From Susan Sarandon's Twitter feed:
Goodbye @Uber. Hello @lyft. #DeleteUber pic.twitter.com/Hk04FpllUn
— Susan Sarandon (@SusanSarandon) January 30, 2017
The switch was prompted by this email that (I assume) all Lyft users (including yours truly) received today:
Many of my friends in the corporate law academy (and elsewhere, for that matter) are deeply supportive of corporate social responsibility and deeply suspicious of corporate use of funds to advance a political agenda. So I wonder how they will approach the Lyft ad? Is it being socially responsible? Presumably they'll say yes and with enthusiasm, even though the email arguably misdescribes the executive order in a number of respects. (For a sensible substantive analysis of the order, go here.)
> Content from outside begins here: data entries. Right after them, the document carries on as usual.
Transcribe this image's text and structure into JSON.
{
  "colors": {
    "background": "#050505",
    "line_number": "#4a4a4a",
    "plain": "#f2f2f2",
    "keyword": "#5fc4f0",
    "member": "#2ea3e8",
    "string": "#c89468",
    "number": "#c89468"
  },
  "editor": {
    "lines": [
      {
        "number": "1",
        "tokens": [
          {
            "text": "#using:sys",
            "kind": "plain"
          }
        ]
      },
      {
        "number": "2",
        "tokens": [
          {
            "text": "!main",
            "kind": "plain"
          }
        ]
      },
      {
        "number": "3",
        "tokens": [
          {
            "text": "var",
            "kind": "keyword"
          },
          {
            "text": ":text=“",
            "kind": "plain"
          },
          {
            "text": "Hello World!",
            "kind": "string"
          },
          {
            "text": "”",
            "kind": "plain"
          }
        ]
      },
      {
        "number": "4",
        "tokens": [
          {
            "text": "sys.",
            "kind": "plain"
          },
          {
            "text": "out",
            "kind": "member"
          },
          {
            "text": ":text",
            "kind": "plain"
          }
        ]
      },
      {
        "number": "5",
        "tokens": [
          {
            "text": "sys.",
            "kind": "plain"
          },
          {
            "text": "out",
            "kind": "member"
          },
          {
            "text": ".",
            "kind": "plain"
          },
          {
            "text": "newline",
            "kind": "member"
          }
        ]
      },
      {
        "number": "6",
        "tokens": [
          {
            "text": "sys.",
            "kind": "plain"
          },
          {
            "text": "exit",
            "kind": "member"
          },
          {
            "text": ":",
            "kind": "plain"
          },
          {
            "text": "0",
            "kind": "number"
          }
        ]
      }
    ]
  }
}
But if they are okay with spending corporate money to advance this political agenda (if that is what it is)? If so, aren't they really saying that corporate political spending only offends them when it advances causes with which they disagree?
Personally, I don't have a problem with Lyft's email. I am a regular Lyft user and will remain so. Why? because I think Lyft's action makes perfect sense from a profit-maximizing perspective.
The bulk of Lyft's business is conducted in large coastal cities. In other words, Obama/Clinton country. By engaging in blatant virtue signaling, which it had to know would generate untold millions of dollars worth of free coverage when social media and the news picked the story up, Lyft is very cheaply buying "advertising" that will effectively appeal to its big city/blue state user base.
And then Lyft got an even bigger favor when Uber failed to follow suit:
Lyft's biggest competitor, Uber, has not done itself any favors either, as the company did not join a wider JFK airport taxi ban meant to protest the Trump order. As a result, the hashtag #DeleteUber was trending on Twitter yesterday.
Over on that social network, some loyal Uber users are vowing to switch to Lyft as a result of the generosity. In other words, while the donation was not necessarily meant to be a means of advertising, the kind gesture could be a boost for the Lyft brand.
"Not necessarily means to be a means of advertising"? if not, Lyft's managers are a lot dumber than I give them credit for being.
Lastly, all this brings to mind an empirical question for which I have been able to find an answer: Is Uber's user base more evenly distributed across red and blue states than Lyft? And, if so, will Uber take that into account?